Three numbers sit behind almost every decision a trader makes: the spread you pay to enter, the leverage that sizes your exposure, and the margin held against the position. Get comfortable with these and the rest of the platform stops feeling like a foreign language.
The spread is your entry cost
Every instrument has two prices — the bid (where you can sell) and the ask (where you can buy). The gap between them is the spread, and it's the cost baked into every trade before the market moves a single pip.
If EUR/USD shows a bid of 1.0850 and an ask of 1.0851, the spread is 1 pip. Buy at the ask and the position starts marginally underwater; the market has to cover the spread before you break even.
A tighter spread is not a gimmick — on a strategy that trades often, it is one of the few costs entirely within your control when you choose where to trade.
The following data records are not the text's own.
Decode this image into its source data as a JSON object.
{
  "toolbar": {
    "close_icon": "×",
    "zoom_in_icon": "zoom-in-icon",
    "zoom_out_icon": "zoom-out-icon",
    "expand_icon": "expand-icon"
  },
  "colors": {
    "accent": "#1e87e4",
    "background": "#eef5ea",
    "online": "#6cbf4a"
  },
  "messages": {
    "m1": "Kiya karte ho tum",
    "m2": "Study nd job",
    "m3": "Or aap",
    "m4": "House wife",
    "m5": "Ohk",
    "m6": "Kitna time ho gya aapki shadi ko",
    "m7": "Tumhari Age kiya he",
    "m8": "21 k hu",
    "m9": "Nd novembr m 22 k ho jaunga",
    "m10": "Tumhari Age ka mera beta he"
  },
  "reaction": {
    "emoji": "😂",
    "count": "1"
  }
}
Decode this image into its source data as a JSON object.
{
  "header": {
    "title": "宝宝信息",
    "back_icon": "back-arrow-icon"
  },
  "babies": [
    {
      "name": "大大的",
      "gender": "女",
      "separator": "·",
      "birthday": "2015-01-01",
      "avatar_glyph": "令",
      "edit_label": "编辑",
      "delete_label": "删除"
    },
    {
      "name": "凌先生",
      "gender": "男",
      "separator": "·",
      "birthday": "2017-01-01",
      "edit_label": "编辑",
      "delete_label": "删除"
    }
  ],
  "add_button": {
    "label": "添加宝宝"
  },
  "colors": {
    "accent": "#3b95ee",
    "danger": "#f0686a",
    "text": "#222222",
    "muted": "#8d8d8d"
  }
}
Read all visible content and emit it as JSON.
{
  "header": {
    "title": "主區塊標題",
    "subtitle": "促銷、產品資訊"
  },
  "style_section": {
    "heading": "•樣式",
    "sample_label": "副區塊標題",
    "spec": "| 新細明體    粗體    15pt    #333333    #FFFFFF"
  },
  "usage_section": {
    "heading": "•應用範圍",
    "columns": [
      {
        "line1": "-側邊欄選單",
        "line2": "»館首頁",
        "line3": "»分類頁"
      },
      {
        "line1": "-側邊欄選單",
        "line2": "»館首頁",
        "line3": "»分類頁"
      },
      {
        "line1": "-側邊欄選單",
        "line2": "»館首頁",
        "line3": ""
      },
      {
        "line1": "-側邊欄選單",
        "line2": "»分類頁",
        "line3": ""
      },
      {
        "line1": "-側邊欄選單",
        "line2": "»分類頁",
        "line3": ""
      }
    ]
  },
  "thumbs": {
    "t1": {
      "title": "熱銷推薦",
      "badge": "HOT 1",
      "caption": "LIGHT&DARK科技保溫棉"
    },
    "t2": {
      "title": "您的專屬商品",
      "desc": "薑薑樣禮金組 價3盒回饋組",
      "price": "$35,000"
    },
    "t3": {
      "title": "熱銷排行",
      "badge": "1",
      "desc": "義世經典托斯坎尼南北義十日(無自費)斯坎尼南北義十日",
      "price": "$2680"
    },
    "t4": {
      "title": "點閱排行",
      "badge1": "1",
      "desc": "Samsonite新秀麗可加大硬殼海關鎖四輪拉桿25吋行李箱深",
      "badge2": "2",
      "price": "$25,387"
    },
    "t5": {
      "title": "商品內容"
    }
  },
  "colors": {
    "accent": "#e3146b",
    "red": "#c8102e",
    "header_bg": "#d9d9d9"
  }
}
Leverage scales your position, not your account
Leverage lets a smaller deposit control a larger position. At 1:100, $1,000 of your own funds can hold a position worth $100,000.
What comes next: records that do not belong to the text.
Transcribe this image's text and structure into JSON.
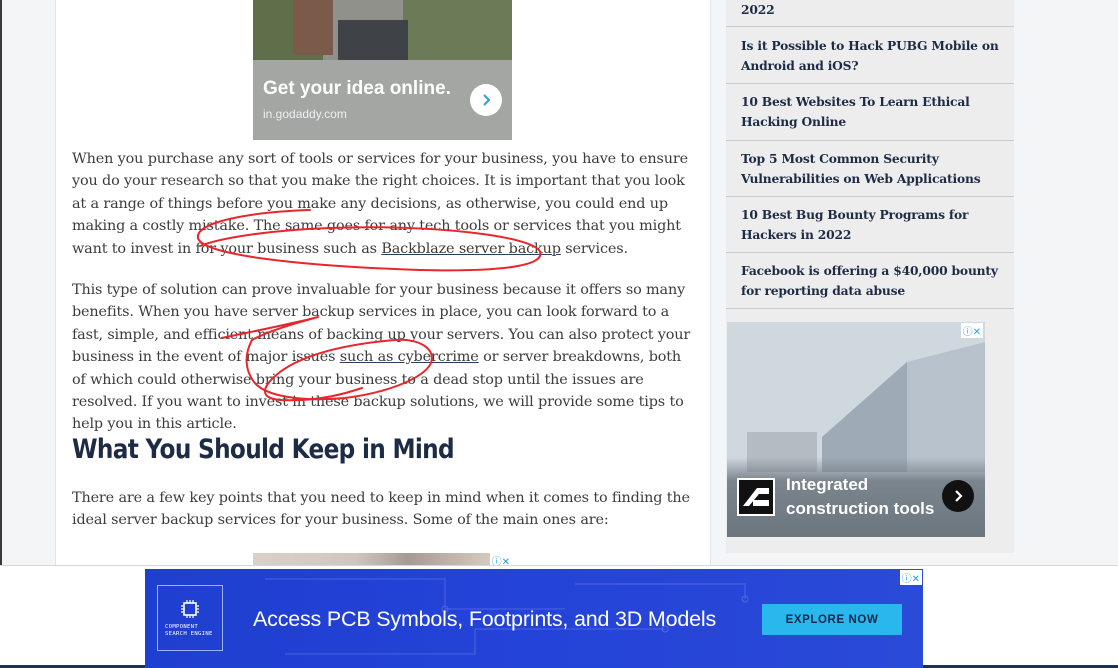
{
  "ad_top": {
    "headline": "Get your idea online.",
    "domain": "in.godaddy.com"
  },
  "article": {
    "p1_part1": "When you purchase any sort of tools or services for your business, you have to ensure you do your research so that you make the right choices. It is important that you look at a range of things before you make any decisions, as otherwise, you could end up making a costly mistake. The same goes for any tech tools or services that you might want to invest in for your business such as ",
    "p1_link": "Backblaze server backup",
    "p1_part2": " services.",
    "p2_part1": "This type of solution can prove invaluable for your business because it offers so many benefits. When you have server backup services in place, you can look forward to a fast, simple, and efficient means of backing up your servers. You can also protect your business in the event of major issues ",
    "p2_link": "such as cybercrime",
    "p2_part2": " or server breakdowns, both of which could otherwise bring your business to a dead stop until the issues are resolved. If you want to invest in these backup solutions, we will provide some tips to help you in this article.",
    "heading": "What You Should Keep in Mind",
    "p3": "There are a few key points that you need to keep in mind when it comes to finding the ideal server backup services for your business. Some of the main ones are:"
  },
  "sidebar": {
    "items": [
      "2022",
      "Is it Possible to Hack PUBG Mobile on Android and iOS?",
      "10 Best Websites To Learn Ethical Hacking Online",
      "Top 5 Most Common Security Vulnerabilities on Web Applications",
      "10 Best Bug Bounty Programs for Hackers in 2022",
      "Facebook is offering a $40,000 bounty for reporting data abuse"
    ]
  },
  "ad_side": {
    "headline": "Integrated construction tools"
  },
  "banner": {
    "brand": "COMPONENT SEARCH ENGINE",
    "headline": "Access PCB Symbols, Footprints, and 3D Models",
    "cta": "EXPLORE NOW"
  },
  "ad_badge": "ⓘ✕",
  "colors": {
    "heading": "#1d2b44",
    "annotation": "#e8262b",
    "banner": "#2443d8",
    "cta": "#28b8ee"
  }
}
That cuts both ways. A 1% move in your favour is a large gain relative to the deposit — and a 1% move against you is an equally large loss. Leverage does not change the market; it changes how much of it you are exposed to.
- More leverage → smaller deposit required, larger swings in account terms
- Less leverage → more capital tied up, gentler swings
- The right level depends on your strategy and risk tolerance, not on the maximum on offer
Margin is the deposit the position holds
Margin is the slice of your balance set aside to keep a leveraged position open. On a $100,000 position at 1:100 leverage, the required margin is $1,000 — and that capital is locked while the trade is live.
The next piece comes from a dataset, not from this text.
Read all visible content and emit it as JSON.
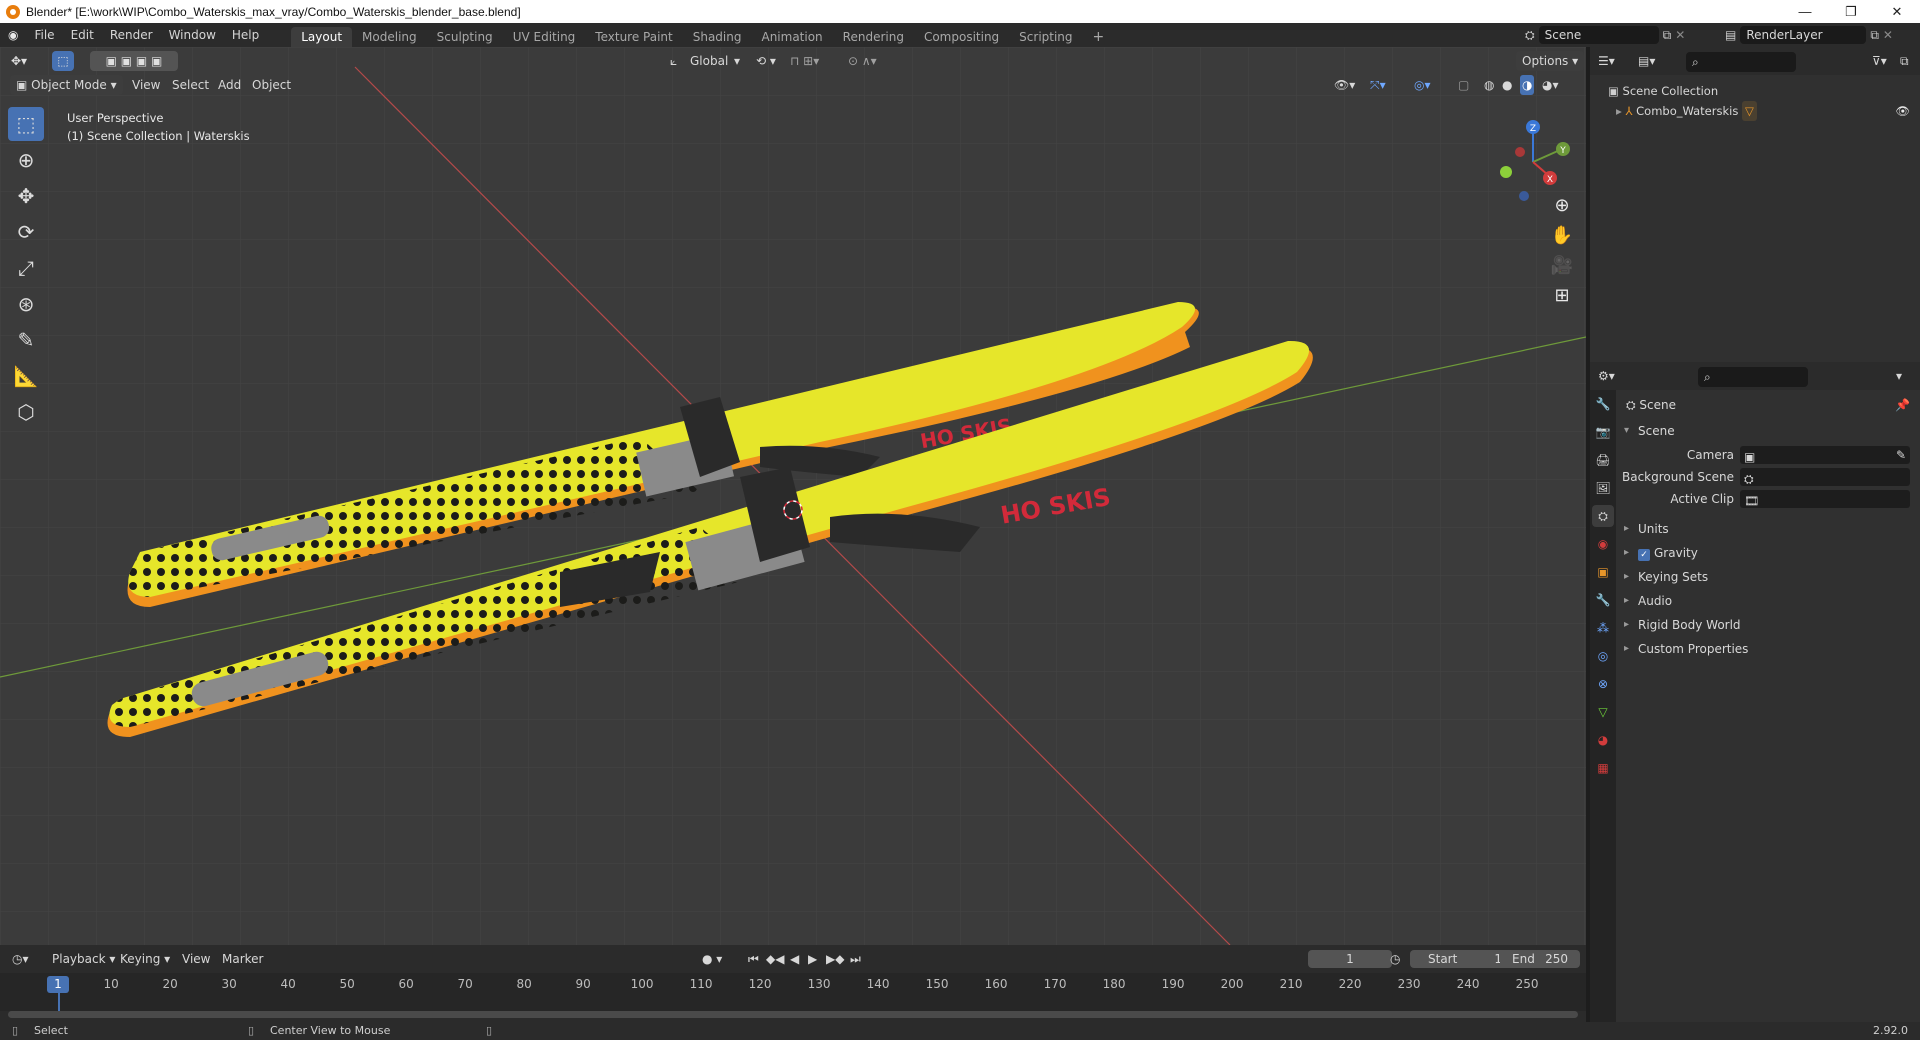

Two figures are worth watching on the platform:
- Free margin — what's left to open new positions or absorb drawdown
- Margin level — equity divided by used margin, as a percentage
When the margin level falls too far, the platform issues a margin call, and positions may be closed automatically to protect the account from going negative.
A worked example
| Term | Value |
|---|---|
| Position size | 1.0 lot EUR/USD ($100,000) |
| Leverage | 1:100 |
| Required margin | $1,000 |
| Value of 1 pip | ~$10 |
| 20-pip move | ~$200 (20% of the margin) |
A 20-pip move — routine on a busy session — is a fifth of the margin committed. That is the practical reality of leverage, and exactly why position sizing matters more than entry timing for most traders.
Bringing it together
Spread is what you pay to play. Leverage decides how large you play. Margin is what the table holds while you do. None of the three is good or bad on its own — they're dials, and learning to set them deliberately is most of what separates a plan from a punt.
This article is general information for educational purposes only and is not investment advice. Trading leveraged products carries a high risk of loss.